1969年はアメリカにとってどん底にあったと言ってもいい。公民権運動の真っ只中でありながら黒人指導者であるキング牧師が暗殺されたのが前年の1968年。ベトナム戦争が泥沼化し、社会的に反戦運動も激化。一方でアポロ11号計画により人類初の月面着陸がされたのが、この"ハーレム・カルチュラル・フェスティバル"中の7月20日。本作の中でも出てくるが月面着陸に湧く人々がいる一方で、貧困に苦しむ人々がいる。宇宙計画に国がかけている膨大な予算を、国内の問題にかけるべきだという意見が出るのも最もだ。そんな緊張状態において、黒人アーティストによる黒人オーディエンスのための大規模な音楽フェスは、エンタメの領域を越えた重大イベントであったことは間違いない。彼らの痛みや悲しみを癒し、怒りやフラストレーションを代弁し、明日を生きる強さと希望を与えてくれたのが音楽なのである。アーティストも相当の想いを持ってステージに上がっていたに違いない。

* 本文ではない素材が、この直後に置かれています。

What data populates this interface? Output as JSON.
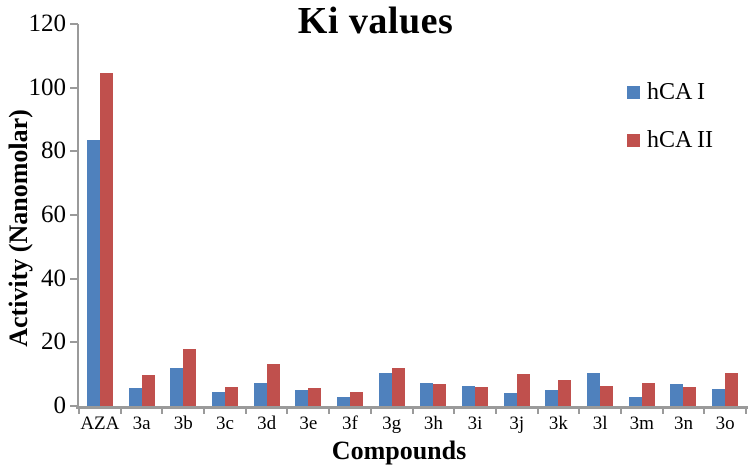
{
  "chart_data": {
    "type": "bar",
    "title": "Ki values",
    "xlabel": "Compounds",
    "ylabel": "Activity (Nanomolar)",
    "ylim": [
      0,
      120
    ],
    "yticks": [
      0,
      20,
      40,
      60,
      80,
      100,
      120
    ],
    "grid": false,
    "legend_position": "upper-right",
    "categories": [
      "AZA",
      "3a",
      "3b",
      "3c",
      "3d",
      "3e",
      "3f",
      "3g",
      "3h",
      "3i",
      "3j",
      "3k",
      "3l",
      "3m",
      "3n",
      "3o"
    ],
    "series": [
      {
        "name": "hCA I",
        "color": "#4F81BD",
        "values": [
          83.5,
          5.7,
          11.8,
          4.5,
          7.1,
          4.9,
          2.9,
          10.5,
          7.3,
          6.3,
          4.0,
          5.0,
          10.3,
          2.7,
          6.8,
          5.2
        ]
      },
      {
        "name": "hCA II",
        "color": "#C0504D",
        "values": [
          104.6,
          9.7,
          17.8,
          5.9,
          13.2,
          5.6,
          4.4,
          11.8,
          7.0,
          6.1,
          10.0,
          8.2,
          6.3,
          7.1,
          6.1,
          10.5
        ]
      }
    ]
  },
  "colors": {
    "axis": "#9a9a9a",
    "text": "#000000",
    "background": "#ffffff",
    "series_blue": "#4F81BD",
    "series_red": "#C0504D"
  }
}
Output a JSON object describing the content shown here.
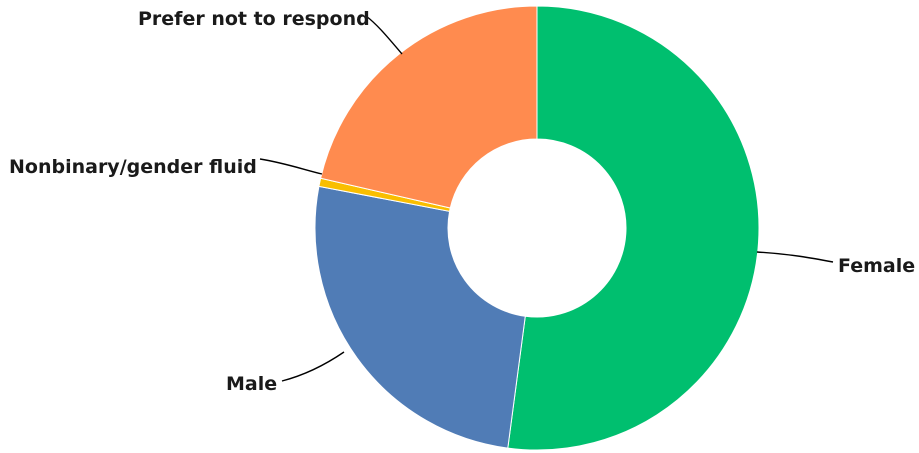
{
  "chart_data": {
    "type": "pie",
    "variant": "donut",
    "title": "",
    "slices": [
      {
        "label": "Female",
        "value": 52.1,
        "color": "#00bf6f"
      },
      {
        "label": "Male",
        "value": 25.9,
        "color": "#507cb6"
      },
      {
        "label": "Nonbinary/gender fluid",
        "value": 0.6,
        "color": "#f9be00"
      },
      {
        "label": "Prefer not to respond",
        "value": 21.4,
        "color": "#ff8b4f"
      }
    ],
    "legend": "none",
    "labels": "outside with leader lines"
  }
}
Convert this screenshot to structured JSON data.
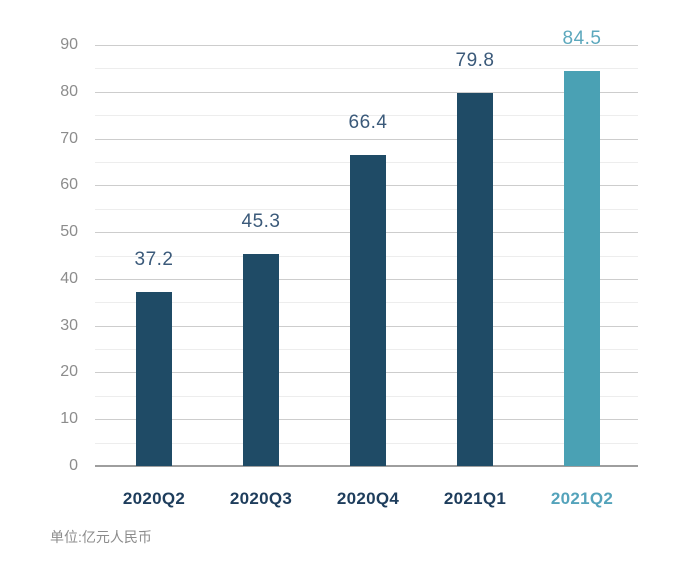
{
  "chart_data": {
    "type": "bar",
    "title": "",
    "categories": [
      "2020Q2",
      "2020Q3",
      "2020Q4",
      "2021Q1",
      "2021Q2"
    ],
    "values": [
      37.2,
      45.3,
      66.4,
      79.8,
      84.5
    ],
    "value_labels": [
      "37.2",
      "45.3",
      "66.4",
      "79.8",
      "84.5"
    ],
    "highlight_index": 4,
    "yticks": [
      0,
      10,
      20,
      30,
      40,
      50,
      60,
      70,
      80,
      90
    ],
    "ylim": [
      0,
      90
    ],
    "ytick_step": 10,
    "minor_gridline_step": 5,
    "grid": "on",
    "legend": "none",
    "xlabel": "",
    "ylabel": "",
    "unit_note": "单位:亿元人民币",
    "colors": {
      "bar_default": "#1f4b66",
      "bar_highlight": "#4aa1b4",
      "value_label_default": "#3b5a7a",
      "value_label_highlight": "#5ca8bd",
      "x_tick_default": "#1e3d5c",
      "x_tick_highlight": "#54a3bb",
      "y_tick": "#8c8c8c",
      "gridline_major": "#cdcdcd",
      "gridline_minor": "#ededed",
      "baseline": "#9e9e9e",
      "background": "#ffffff"
    }
  }
}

中でも卓越したシンガーであり、公民権運動家であったニーナ・シモンのステージには衝撃を受ける。「黒人たち、必要とあらば殺す準備はできてる?」という呼びかけは、前年のキング牧師暗殺を受けたやり場のない怒りから来ているのだろう。キング牧師は非暴力闘争を訴えていたが、そんな牧師自身が銃弾によって命を落とした。もう非暴力なんて言っていられない、必要とあらば暴力を持って自分たちを守らなければいけない。そんな悲痛な叫びとして受け取った。大事なのは人々が抱いているそうした思いを、ステージ上のアーティストが臆せず声に出していることではないかと思う。偉大なアーティストが悲しみや怒りを表現することで、同じ思いを持つ観客にとっては自分だけが苦しんだり泣いたりしているわけじゃないんだと思って、少なからず救われるはずだ。これこそがライブの意義なのだと思う。

当時の社会にはSNSなんてものはない。「イイね」と気軽にポチッと押すボタンもない。だからこそ同じ思いを分かち合うために、共感を実感するために、コミュニティを求めて一つの場所に集まるのだ。のべ30万人がステージを目撃し、きっと勇気や明日を生きる希望を与えられたことだろう。もしくは前向きになれなかったとしても、同じ痛みを分かち合う人がいることを知って少しでも救いを得ることができたのかもしれない。これは人々の心を動かした歴史的な瞬間であると、映画を観ていて肌で感じた。

 副題は英語で(...Or,When the Revolution Could Not Be Televised)、日本語タイトルにそのまま訳されている。まさに革命的な出来事が、これまで50年間封印されてきたというのに驚くしかない。もしこのまま眠り続けていたら、まさに悲劇だ。本作の中で実際にステージに上がったパフォーマーや、当時観客として観ていた人々のインタビューが登場するが、彼らを見ているだけでどれだけ重要な出来事だったのかが分かる。時を超えて、場所を超えて、1969年にタイムスリップする特別な体験。当時を一生懸命に生きた人々の姿を目の当たりにすることで、現代に生きる私たちも何かを得られるはずだ。